H. Carl McCall, chairman of the exchange's governance committee, and the lead director who presided over today's board meeting, said Mr. Reed was "committed to very thorough reforms" of corporate governance; "business going forward will be very different," he said.

Speaking from France via a conference call, Mr. Reed said, "The governance reforms we will propose are critical."

Mr. Reed, an M.I.T.-trained engineer, declined to say what specific changes he was likely to enact once he begins work at the exchange on Sept. 30.

He added that he had no intention to seek permanent appointment to the post. "I would say we are talking months, not years," he said, adding that he would move "with all deliberate speed" to find a permanent leader.

Mr. Reed will resign as lead director of Altria Group Inc., which owns Philip Morris, because, he said, his new post makes that directorship "inappropriate."

William Donaldson, chairman of the Securities and Exchange Commission, said in a statement posted on the commission's Web site that he was pleased by the board's action today and "gratified" that Mr. Reed had accepted the post. "He is independent, experienced and has impeccable credentials, all of which will be crucial as he works with the N.Y.S.E. Board to ensure the highest standards of governance," Mr. Donaldson said.

Richard H. Koppes, legal counsel to the California Public Employees Retirement System, the largest public pension fund in the country, had called for Mr. Grasso's ouster, saying the exchange needed "a good strong leader and someone who is willing to put themselves in the eye of the hurricane."

Mr. Reed had retired as chairman and co-chief executive of Citigroup on April 19, 2000, 18 months after the merger of Citicorp and Travelers Group Inc. He had shared Citigroup leadership with Sanford I. Weill, who ultimately forced him out. From 1984 to 1998, Mr. Reed had been chairman and chief executive of Citicorp and Citibank.

One of Mr. Reed's challenges will be to redefine the role of the financial industry's representatives on the board. Industry representatives now hold 12 of the 27 seats. These include directors of some of the largest brokerage firms, such as Merrill Lynch, Lehman Brothers and Morgan Stanley, which have come to dominate the board, though the exchange regulates their firms.

Executives of these firms were first to demand Mr. Grasso's departure, once his compensation was publicized, and some of them seek rule changes that would bar representatives of such firms from the board.

Other directors, from smaller firms, had supported Mr. Grasso until his departure, and the gap between the two sides remains to be bridged.

The debate over a remaking of the exchange's governance is important because the stock exchange has both a commercial responsibility and an important regulatory function. It oversees trading-related matters involving listed firms. This includes insider trading cases. The recent controversy has fueled calls for a separation of these duties, and for a remaking of the board to leave it with fewer encumbering ties to Wall Street.

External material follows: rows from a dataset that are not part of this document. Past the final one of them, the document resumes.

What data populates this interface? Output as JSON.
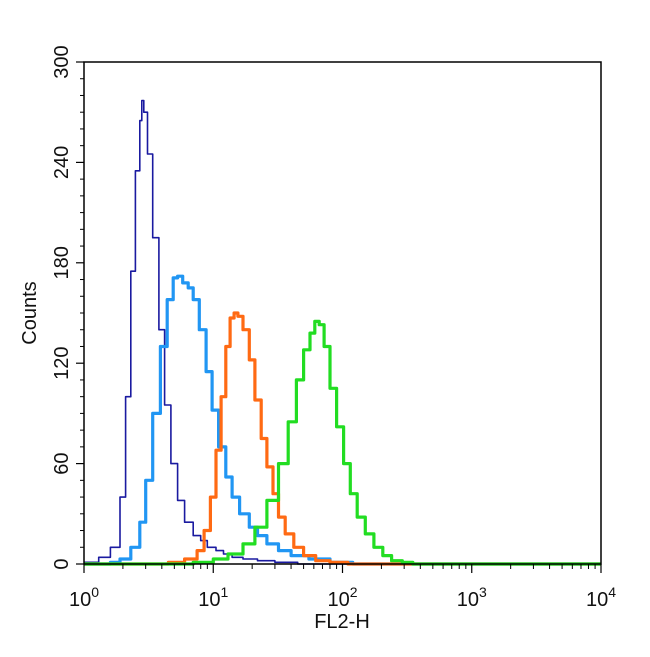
{
  "chart_data": {
    "type": "line",
    "title": "",
    "xlabel": "FL2-H",
    "ylabel": "Counts",
    "x_scale": "log",
    "xlim": [
      1,
      10000
    ],
    "ylim": [
      0,
      300
    ],
    "x_ticks": [
      {
        "base": "10",
        "exp": "0"
      },
      {
        "base": "10",
        "exp": "1"
      },
      {
        "base": "10",
        "exp": "2"
      },
      {
        "base": "10",
        "exp": "3"
      },
      {
        "base": "10",
        "exp": "4"
      }
    ],
    "y_ticks": [
      "0",
      "60",
      "120",
      "180",
      "240",
      "300"
    ],
    "y_tick_values": [
      0,
      60,
      120,
      180,
      240,
      300
    ],
    "grid": false,
    "legend": false,
    "series": [
      {
        "color": "#1a1aa0",
        "points": [
          [
            1.0,
            1
          ],
          [
            1.3,
            4
          ],
          [
            1.6,
            10
          ],
          [
            1.9,
            40
          ],
          [
            2.1,
            100
          ],
          [
            2.3,
            175
          ],
          [
            2.5,
            235
          ],
          [
            2.7,
            265
          ],
          [
            2.8,
            277
          ],
          [
            2.9,
            270
          ],
          [
            3.1,
            245
          ],
          [
            3.4,
            195
          ],
          [
            3.8,
            140
          ],
          [
            4.2,
            95
          ],
          [
            4.7,
            60
          ],
          [
            5.3,
            38
          ],
          [
            6.0,
            25
          ],
          [
            7.0,
            17
          ],
          [
            8.0,
            14
          ],
          [
            9.0,
            10
          ],
          [
            10.5,
            8
          ],
          [
            12,
            6
          ],
          [
            14,
            4
          ],
          [
            17,
            3
          ],
          [
            22,
            2
          ],
          [
            30,
            1
          ],
          [
            45,
            0
          ],
          [
            100,
            0
          ],
          [
            10000,
            0
          ]
        ]
      },
      {
        "color": "#2196f3",
        "points": [
          [
            1.0,
            0
          ],
          [
            1.6,
            1
          ],
          [
            1.9,
            3
          ],
          [
            2.3,
            10
          ],
          [
            2.7,
            25
          ],
          [
            3.0,
            50
          ],
          [
            3.4,
            90
          ],
          [
            3.9,
            130
          ],
          [
            4.4,
            158
          ],
          [
            4.9,
            171
          ],
          [
            5.3,
            172
          ],
          [
            5.8,
            168
          ],
          [
            6.4,
            165
          ],
          [
            7.0,
            158
          ],
          [
            7.8,
            140
          ],
          [
            8.8,
            115
          ],
          [
            9.8,
            92
          ],
          [
            11,
            70
          ],
          [
            12.5,
            52
          ],
          [
            14,
            40
          ],
          [
            16,
            30
          ],
          [
            19,
            22
          ],
          [
            22,
            17
          ],
          [
            26,
            12
          ],
          [
            32,
            8
          ],
          [
            40,
            5
          ],
          [
            55,
            3
          ],
          [
            80,
            1
          ],
          [
            120,
            0
          ],
          [
            10000,
            0
          ]
        ]
      },
      {
        "color": "#ff6a13",
        "points": [
          [
            1.0,
            0
          ],
          [
            3.5,
            0
          ],
          [
            4.5,
            1
          ],
          [
            6,
            3
          ],
          [
            7.5,
            8
          ],
          [
            8.5,
            20
          ],
          [
            9.5,
            40
          ],
          [
            10.5,
            68
          ],
          [
            11.5,
            100
          ],
          [
            12.5,
            130
          ],
          [
            13.5,
            147
          ],
          [
            14.5,
            150
          ],
          [
            15.5,
            148
          ],
          [
            17,
            140
          ],
          [
            19,
            122
          ],
          [
            21,
            98
          ],
          [
            23.5,
            75
          ],
          [
            26,
            58
          ],
          [
            29,
            42
          ],
          [
            32,
            28
          ],
          [
            36,
            18
          ],
          [
            42,
            10
          ],
          [
            50,
            5
          ],
          [
            62,
            2
          ],
          [
            80,
            1
          ],
          [
            110,
            0
          ],
          [
            10000,
            0
          ]
        ]
      },
      {
        "color": "#22dd22",
        "points": [
          [
            1.0,
            0
          ],
          [
            5,
            0
          ],
          [
            7,
            1
          ],
          [
            10,
            3
          ],
          [
            13,
            6
          ],
          [
            17,
            12
          ],
          [
            21,
            22
          ],
          [
            26,
            38
          ],
          [
            32,
            60
          ],
          [
            38,
            85
          ],
          [
            44,
            110
          ],
          [
            50,
            128
          ],
          [
            56,
            138
          ],
          [
            61,
            145
          ],
          [
            66,
            143
          ],
          [
            72,
            130
          ],
          [
            80,
            105
          ],
          [
            90,
            82
          ],
          [
            102,
            60
          ],
          [
            115,
            42
          ],
          [
            130,
            28
          ],
          [
            150,
            18
          ],
          [
            175,
            10
          ],
          [
            205,
            5
          ],
          [
            240,
            2
          ],
          [
            290,
            1
          ],
          [
            350,
            0
          ],
          [
            10000,
            0
          ]
        ]
      }
    ]
  }
}
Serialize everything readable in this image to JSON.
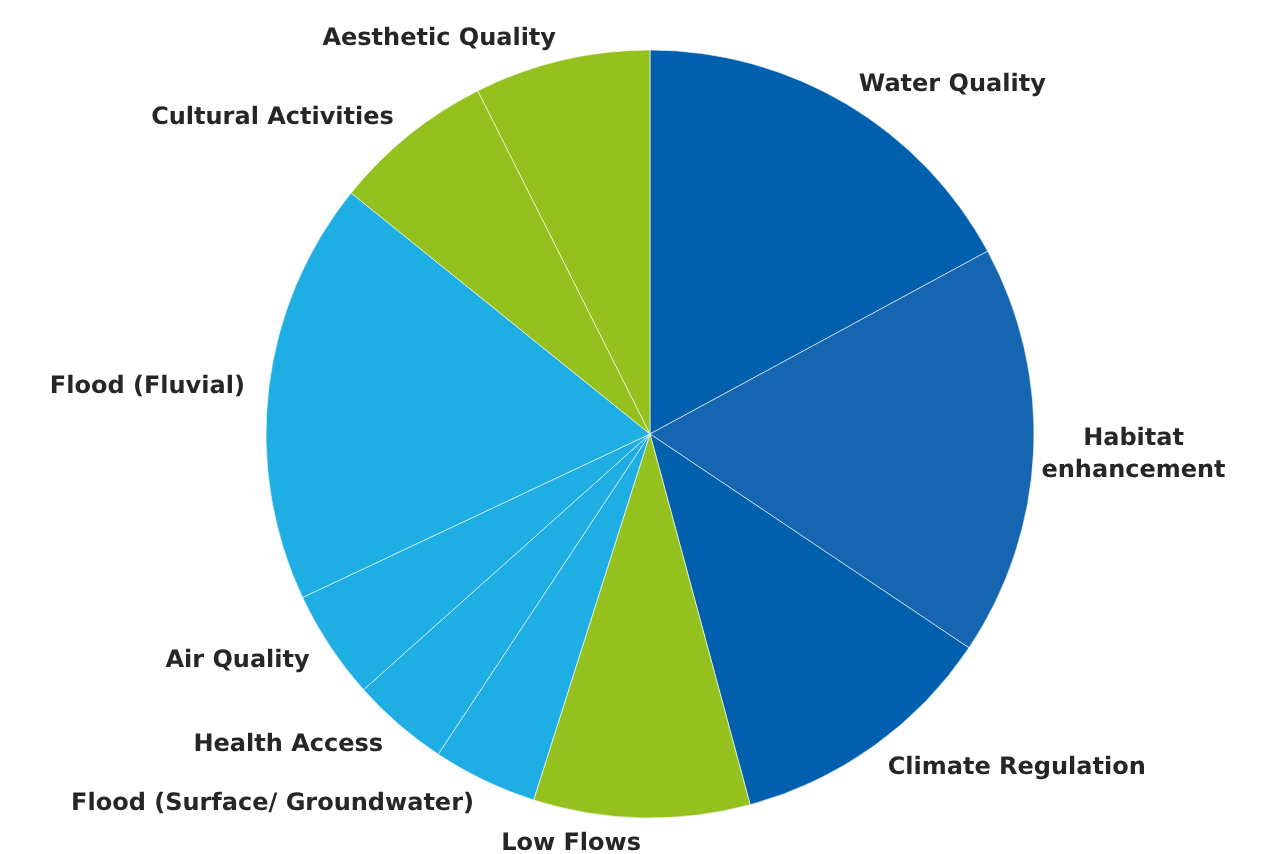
{
  "chart_data": {
    "type": "pie",
    "categories": [
      "Water Quality",
      "Habitat enhancement",
      "Climate Regulation",
      "Low Flows",
      "Flood (Surface/ Groundwater)",
      "Health Access",
      "Air Quality",
      "Flood (Fluvial)",
      "Cultural Activities",
      "Aesthetic Quality"
    ],
    "values": [
      17.1,
      17.3,
      11.4,
      9.1,
      4.4,
      4.1,
      4.6,
      17.8,
      6.8,
      7.4
    ],
    "colors": [
      "#0060ae",
      "#1565b0",
      "#0060ae",
      "#95c11f",
      "#1eaee4",
      "#1eaee4",
      "#1eaee4",
      "#1eaee4",
      "#95c11f",
      "#95c11f"
    ],
    "legend": false
  }
}
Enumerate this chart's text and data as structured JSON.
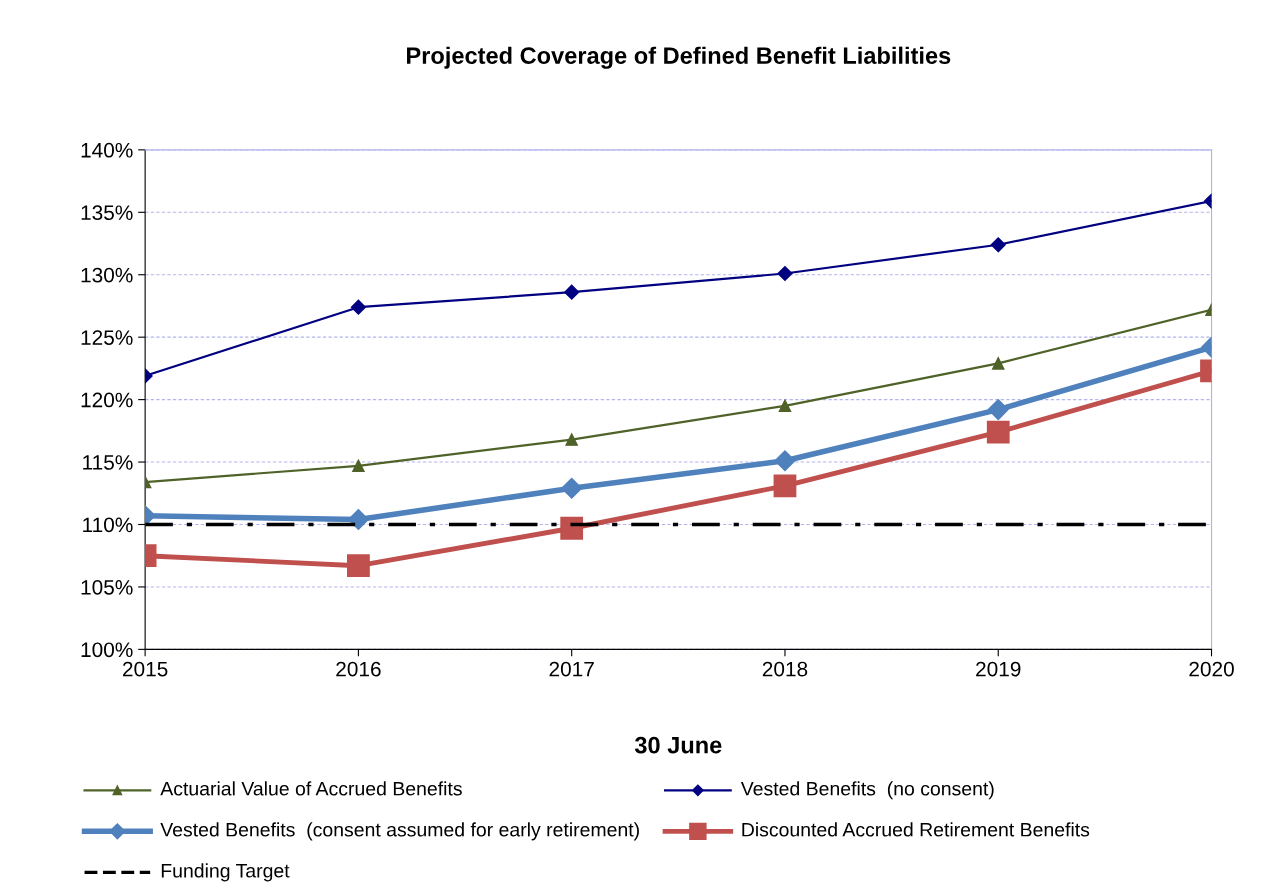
{
  "chart_data": {
    "type": "line",
    "title": "Projected Coverage of Defined Benefit Liabilities",
    "xlabel": "30 June",
    "x": [
      2015,
      2016,
      2017,
      2018,
      2019,
      2020
    ],
    "series": [
      {
        "name": "Actuarial Value of Accrued Benefits",
        "color": "#4f6228",
        "marker": "triangle",
        "values": [
          113.4,
          114.7,
          116.8,
          119.5,
          122.9,
          127.2
        ]
      },
      {
        "name": "Vested Benefits  (no consent)",
        "color": "#000080",
        "marker": "diamond",
        "values": [
          121.9,
          127.4,
          128.6,
          130.1,
          132.4,
          135.9
        ]
      },
      {
        "name": "Vested Benefits  (consent assumed for early retirement)",
        "color": "#4f81bd",
        "marker": "diamond",
        "values": [
          110.7,
          110.4,
          112.9,
          115.1,
          119.2,
          124.2
        ]
      },
      {
        "name": "Discounted Accrued Retirement Benefits",
        "color": "#c0504d",
        "marker": "square",
        "values": [
          107.5,
          106.7,
          109.7,
          113.1,
          117.4,
          122.3
        ]
      },
      {
        "name": "Funding Target",
        "color": "#000000",
        "marker": "none",
        "line_style": "dashdot",
        "values": [
          110,
          110,
          110,
          110,
          110,
          110
        ]
      }
    ],
    "xlim": [
      2015,
      2020
    ],
    "xticks": [
      2015,
      2016,
      2017,
      2018,
      2019,
      2020
    ],
    "ylim": [
      100,
      140
    ],
    "yticks": [
      {
        "value": 100,
        "label": "100%"
      },
      {
        "value": 105,
        "label": "105%"
      },
      {
        "value": 110,
        "label": "110%"
      },
      {
        "value": 115,
        "label": "115%"
      },
      {
        "value": 120,
        "label": "120%"
      },
      {
        "value": 125,
        "label": "125%"
      },
      {
        "value": 130,
        "label": "130%"
      },
      {
        "value": 135,
        "label": "135%"
      },
      {
        "value": 140,
        "label": "140%"
      }
    ],
    "grid": "y",
    "legend": "bottom"
  }
}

Meanwhile, Mr. Grasso's ultimate compensation, the immediate source of the furor, remains unclear.

Mr. Grasso had been considered something of a hero by New Yorkers after he returned the stock exchange to operation within days of the terror attacks on Sept. 11, 2001. He clung to the job amid the rising complaints about his compensation, and said last week that he was leaving with "the deepest reluctance."

He has said that he will forgo a payment of $48 million, which the exchange said he is entitled to on top of the $139.5 million. But the matter has not finally been resolved.